Quando gli uomini di ragione e la Chiesa stessa non hanno più la forza di porre il problema della legittimità del potere, allora la dittatura è già in corso. Don Lillo si è opposto alla “democrazia totalitaria”, come si intitolava un famoso libro di Jacob L. Talmon degli anni Cinquanta del secolo scorso. La democrazia, intesa come prevalenza del numero, non è legittimata, è pura forza di fatto, ossia violenza. La violenza infatti è l’uso illegittimo (non solo illegale) della forza. Quando la democrazia approva una legge ingiusta, come è la legge Zan e come era la legge Cirinnà e tante altre leggi italiane degli ultimi cinque anni, fa un atto di violenza e chi tace collabora a questa violenza.

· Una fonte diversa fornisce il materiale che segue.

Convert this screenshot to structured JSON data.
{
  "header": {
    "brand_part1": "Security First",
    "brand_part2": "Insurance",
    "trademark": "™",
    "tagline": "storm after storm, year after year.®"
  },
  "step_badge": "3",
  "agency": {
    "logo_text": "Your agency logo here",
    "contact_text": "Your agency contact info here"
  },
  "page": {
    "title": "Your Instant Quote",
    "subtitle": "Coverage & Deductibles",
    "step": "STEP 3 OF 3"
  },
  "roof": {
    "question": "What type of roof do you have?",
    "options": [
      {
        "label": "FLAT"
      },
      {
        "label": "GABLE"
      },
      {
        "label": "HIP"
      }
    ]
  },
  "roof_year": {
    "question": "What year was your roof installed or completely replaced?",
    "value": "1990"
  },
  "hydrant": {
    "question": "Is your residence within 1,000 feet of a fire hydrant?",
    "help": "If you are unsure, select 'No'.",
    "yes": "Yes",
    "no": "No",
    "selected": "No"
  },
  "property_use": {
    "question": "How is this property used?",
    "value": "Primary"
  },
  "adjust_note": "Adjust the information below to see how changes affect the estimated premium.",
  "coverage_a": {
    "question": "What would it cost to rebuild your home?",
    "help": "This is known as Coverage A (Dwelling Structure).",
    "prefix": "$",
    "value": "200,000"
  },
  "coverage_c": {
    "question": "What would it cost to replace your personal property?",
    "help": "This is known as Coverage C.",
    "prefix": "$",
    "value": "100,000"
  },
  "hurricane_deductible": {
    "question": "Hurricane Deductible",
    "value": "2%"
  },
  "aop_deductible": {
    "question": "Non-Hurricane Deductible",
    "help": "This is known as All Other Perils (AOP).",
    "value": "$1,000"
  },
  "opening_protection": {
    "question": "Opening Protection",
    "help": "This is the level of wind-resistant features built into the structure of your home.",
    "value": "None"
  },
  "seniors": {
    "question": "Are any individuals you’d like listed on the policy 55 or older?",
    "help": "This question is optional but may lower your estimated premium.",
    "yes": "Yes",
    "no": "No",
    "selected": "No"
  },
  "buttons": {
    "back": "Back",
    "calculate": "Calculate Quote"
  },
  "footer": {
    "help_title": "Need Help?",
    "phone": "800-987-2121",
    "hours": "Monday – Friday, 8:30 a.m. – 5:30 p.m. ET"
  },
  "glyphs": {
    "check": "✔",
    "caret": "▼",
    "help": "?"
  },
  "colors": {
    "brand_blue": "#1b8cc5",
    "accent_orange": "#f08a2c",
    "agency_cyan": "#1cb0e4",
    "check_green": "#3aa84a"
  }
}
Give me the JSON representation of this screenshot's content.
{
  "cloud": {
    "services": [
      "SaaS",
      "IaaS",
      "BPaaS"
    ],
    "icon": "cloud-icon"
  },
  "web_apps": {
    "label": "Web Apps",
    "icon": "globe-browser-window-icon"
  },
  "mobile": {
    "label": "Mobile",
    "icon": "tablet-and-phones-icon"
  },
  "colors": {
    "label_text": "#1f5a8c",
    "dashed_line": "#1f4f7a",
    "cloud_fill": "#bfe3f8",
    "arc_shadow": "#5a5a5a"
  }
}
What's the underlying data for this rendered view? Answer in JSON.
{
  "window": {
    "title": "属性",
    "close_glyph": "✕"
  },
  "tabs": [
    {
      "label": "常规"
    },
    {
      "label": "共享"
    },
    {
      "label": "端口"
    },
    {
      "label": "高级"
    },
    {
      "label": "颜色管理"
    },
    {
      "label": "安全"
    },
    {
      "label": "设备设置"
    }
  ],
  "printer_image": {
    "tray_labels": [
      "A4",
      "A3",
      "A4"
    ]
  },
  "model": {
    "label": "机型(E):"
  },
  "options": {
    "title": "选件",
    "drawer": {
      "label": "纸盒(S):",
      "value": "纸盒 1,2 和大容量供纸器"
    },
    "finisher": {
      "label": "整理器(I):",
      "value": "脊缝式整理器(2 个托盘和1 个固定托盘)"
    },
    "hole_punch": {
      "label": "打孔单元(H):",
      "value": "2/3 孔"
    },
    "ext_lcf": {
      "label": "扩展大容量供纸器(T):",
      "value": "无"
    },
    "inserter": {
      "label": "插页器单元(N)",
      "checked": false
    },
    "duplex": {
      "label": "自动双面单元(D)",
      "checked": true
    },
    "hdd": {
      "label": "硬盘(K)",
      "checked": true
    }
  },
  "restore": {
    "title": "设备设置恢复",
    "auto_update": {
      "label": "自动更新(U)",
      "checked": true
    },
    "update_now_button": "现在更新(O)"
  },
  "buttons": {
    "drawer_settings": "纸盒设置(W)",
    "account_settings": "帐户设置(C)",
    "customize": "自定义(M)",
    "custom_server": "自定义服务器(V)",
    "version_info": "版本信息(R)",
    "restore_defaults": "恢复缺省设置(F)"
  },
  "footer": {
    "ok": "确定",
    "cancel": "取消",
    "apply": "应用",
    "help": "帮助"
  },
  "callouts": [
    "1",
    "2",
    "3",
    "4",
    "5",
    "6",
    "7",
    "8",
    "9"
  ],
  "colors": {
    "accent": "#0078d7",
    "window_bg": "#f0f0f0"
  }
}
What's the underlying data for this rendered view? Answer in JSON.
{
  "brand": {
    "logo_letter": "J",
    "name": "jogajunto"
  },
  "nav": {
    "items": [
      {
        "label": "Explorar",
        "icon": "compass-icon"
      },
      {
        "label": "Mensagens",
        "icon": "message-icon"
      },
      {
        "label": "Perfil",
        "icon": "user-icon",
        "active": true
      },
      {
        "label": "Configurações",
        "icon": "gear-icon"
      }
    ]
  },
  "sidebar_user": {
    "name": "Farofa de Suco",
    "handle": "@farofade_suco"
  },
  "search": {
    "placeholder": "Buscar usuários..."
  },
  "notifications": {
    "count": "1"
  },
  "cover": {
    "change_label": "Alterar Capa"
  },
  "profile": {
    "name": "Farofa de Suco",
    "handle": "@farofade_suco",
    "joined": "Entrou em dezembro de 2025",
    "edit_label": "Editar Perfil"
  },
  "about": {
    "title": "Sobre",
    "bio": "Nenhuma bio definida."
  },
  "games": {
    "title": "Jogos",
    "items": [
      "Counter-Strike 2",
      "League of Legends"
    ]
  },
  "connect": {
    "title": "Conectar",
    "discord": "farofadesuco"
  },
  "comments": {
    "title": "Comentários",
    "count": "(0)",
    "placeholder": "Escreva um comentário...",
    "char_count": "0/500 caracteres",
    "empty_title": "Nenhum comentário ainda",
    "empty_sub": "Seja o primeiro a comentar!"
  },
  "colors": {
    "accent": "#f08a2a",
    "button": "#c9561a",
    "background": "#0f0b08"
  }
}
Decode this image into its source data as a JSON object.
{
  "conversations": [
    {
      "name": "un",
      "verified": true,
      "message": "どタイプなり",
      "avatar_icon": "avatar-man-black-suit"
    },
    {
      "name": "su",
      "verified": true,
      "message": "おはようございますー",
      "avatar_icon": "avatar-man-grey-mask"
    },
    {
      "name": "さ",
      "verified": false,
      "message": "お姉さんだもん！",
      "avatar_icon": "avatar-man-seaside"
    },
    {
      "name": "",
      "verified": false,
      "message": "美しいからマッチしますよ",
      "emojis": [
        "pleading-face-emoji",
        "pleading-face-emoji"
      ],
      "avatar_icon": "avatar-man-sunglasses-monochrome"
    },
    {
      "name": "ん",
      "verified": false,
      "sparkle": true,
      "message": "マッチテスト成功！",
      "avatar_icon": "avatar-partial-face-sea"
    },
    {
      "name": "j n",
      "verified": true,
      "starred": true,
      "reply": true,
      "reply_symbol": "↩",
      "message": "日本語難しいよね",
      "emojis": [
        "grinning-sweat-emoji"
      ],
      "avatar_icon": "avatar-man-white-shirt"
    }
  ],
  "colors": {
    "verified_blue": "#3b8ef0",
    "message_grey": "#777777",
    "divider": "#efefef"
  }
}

Secondariamente don Lillo ha difeso la libertà della Chiesa, non solo dei singoli individui, siano laici o ecclesiastici, ma della Chiesa. Tale libertà consiste nel diritto che consegue al dovere di svolgere un ruolo pubblico dichiarando la visione trascendente della vicenda umana. Nella sua omelia don Lillo ha detto che noi uomini vediamo solo le cose apparenti, non vediamo tutto. Ha aggiunto che alla nostra lotta per il bene partecipano anche i Santi e gli angeli buoni, naturalmente fanno la loro parte anche gli angeli cattivi. La Chiesa ha diritto (fondato sul dovere) di comunicare al mondo la sua teologia della storia, ossia che i giochi non si fanno solo quaggiù, ma anche in Cielo.
Credo che questa sia stata la parte più indigeribile dell’omelia di don Lillo agli occhi dei poteri mondani di oggi. Senza il fondamento trascendente, la dimensione naturale dell’uomo si trasforma in spontaneismo: come diceva Rousseau: «Ciò che sento essere bene è bene…, ciò che sento essere male è male». Questo spontaneismo per cui il bene per me lo decido io e le leggi devono permettermi di deciderlo io, è nemico del diritto e della politica. Anzi, così viene meno la stessa possibilità della comunità politica, rimangono solo gli individui e lo Stato, il quale è solo lo strumento per garantire il bene pubblico, inteso come la soddisfazione di quanto i cittadini vogliono. Non c’è criterio per i loro desideri, non c’è criterio per la trasformazione di questi desideri in diritti da parte dello Stato.
Contro una simile prospettiva tutta la Chiesa italiana si sarebbe dovuta alzare in piedi. Lo ha fatto un sacerdote palermitano. La Chiesa lo abbandonerà a se stesso o lo difenderà? Noi, intanto, lo difendiamo.